One knows that a brand’s business is good when they invite you to show in the Garde Republicaine, the cavalry barracks near Bastille – where the likes of Hermes and Christian Dior have staged shows.
A dozen beautiful chestnut horses were going through morning exercises, as guests arrived at the location. Which marked the first time that Loewe had deserted Anderson’s preferred location, inside UNESCO, since he took over creatively eight years ago.
One climbed the stairs into a beautiful expanse of lime-washed pine built above the show’s backstage, so one could practically touch the ceiling of the riding arena.
The collection was frequently a battle between deconstruction and draping, as Anderson opened with tetrahedron dresses with jarring angles and spikes, as much works of sculpture as articles of fashion. When he ventured into denim, he disassembled jean jackets in asymmetrical capes and dresses, finished with blooming trims of faille.
Poetic but punchy, the show’s most memorable images were Anderson’s breastplate dresses, abstract shapes in metal or resin - looking somewhat like a fun house mirror - made with a local Parisian artisan, and clipped over knit dresses and cocktails.
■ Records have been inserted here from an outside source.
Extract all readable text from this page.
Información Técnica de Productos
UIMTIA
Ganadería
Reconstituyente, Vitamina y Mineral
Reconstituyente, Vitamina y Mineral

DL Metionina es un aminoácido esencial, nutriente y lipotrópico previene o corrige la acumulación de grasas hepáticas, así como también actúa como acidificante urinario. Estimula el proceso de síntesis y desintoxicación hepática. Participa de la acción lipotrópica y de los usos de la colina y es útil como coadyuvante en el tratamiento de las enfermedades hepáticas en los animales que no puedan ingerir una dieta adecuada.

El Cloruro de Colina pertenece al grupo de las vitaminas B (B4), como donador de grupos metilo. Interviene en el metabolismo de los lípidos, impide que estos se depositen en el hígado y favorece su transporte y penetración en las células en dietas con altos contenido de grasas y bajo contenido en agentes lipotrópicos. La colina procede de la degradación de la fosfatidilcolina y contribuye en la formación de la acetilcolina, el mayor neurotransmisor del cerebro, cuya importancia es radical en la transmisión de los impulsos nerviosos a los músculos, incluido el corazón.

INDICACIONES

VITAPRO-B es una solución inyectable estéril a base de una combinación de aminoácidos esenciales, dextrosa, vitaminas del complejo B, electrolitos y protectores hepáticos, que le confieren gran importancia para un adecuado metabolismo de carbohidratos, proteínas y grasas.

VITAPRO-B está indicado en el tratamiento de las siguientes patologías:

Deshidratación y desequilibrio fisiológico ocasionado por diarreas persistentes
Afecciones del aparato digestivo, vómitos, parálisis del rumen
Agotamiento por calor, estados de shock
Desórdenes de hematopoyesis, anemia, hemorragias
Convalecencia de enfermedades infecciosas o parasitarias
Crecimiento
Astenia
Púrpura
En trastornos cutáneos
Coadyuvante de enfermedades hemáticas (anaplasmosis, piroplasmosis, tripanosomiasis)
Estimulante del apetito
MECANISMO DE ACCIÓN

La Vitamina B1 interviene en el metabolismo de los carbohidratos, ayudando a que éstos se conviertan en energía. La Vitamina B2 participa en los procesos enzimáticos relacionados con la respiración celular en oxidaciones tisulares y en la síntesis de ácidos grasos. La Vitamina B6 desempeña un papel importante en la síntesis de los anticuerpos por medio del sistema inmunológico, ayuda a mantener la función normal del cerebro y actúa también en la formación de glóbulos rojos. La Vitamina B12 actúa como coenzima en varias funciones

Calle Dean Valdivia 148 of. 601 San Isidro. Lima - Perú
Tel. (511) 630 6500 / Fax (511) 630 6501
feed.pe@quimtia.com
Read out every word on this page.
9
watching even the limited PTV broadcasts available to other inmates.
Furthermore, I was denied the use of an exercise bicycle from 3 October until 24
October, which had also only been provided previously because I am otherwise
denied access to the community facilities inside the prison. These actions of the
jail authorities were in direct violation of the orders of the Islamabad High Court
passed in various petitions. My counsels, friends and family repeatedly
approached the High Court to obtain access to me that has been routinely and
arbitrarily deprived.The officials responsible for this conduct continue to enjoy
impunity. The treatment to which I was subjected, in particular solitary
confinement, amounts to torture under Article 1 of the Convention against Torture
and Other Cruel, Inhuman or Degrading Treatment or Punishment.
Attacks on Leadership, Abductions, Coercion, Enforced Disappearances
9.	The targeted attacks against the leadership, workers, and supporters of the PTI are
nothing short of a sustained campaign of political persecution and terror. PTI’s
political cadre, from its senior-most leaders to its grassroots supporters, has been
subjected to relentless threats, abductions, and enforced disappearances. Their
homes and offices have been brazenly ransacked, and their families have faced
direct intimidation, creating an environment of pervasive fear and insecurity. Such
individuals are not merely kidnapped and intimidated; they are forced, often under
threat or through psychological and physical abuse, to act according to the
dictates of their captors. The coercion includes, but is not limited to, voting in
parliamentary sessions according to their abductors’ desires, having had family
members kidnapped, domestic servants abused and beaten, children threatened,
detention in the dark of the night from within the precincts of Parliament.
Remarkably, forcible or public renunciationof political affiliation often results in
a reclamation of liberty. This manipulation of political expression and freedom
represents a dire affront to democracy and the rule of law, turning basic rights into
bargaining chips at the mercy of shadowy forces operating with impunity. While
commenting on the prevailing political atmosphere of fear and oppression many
“After this whole pandemic, it was time to chart new territory, and how can craft can be reinterpreted. Beaten metal becoming reflective, making an image of ourselves. The sense of a woman in control looking to the future but at one with the past,” explained the ever voluble Northern Irish designer.
In part, Loewe, albeit a Spanish brand, was entering the stream of French fashion history, where designers have played with metal as futurism, kitsch or sci-fi.
However, Jonathan’s starting point was a painting in Florence by Pontormo, the Italian mannerist famed for his floating figures, though given a psychedelic reinterpretation – washed out and smeared.
“I liked the idea of blurring out history like Richter,” explained Anderson to over a score of critics post-show holding out iPhones.
Though his most surrealism moments were actually Loewe’s new footwear, specifically the heels – bars of violet soap; inverted red roses or rose waxy candles.
After a half dozen “shows in boxes” for Loewe and his own brand J W Anderson in the past 18 months, the designer clearly needed a reset.
“I began by asking what was the purpose of the show? So, I wanted something erotic, psychedelic and surrealist… Right now, the idea of doing a show is an odd surrealist act, an erotic act. Everything is kinda normal but it is not really,” he shrugged.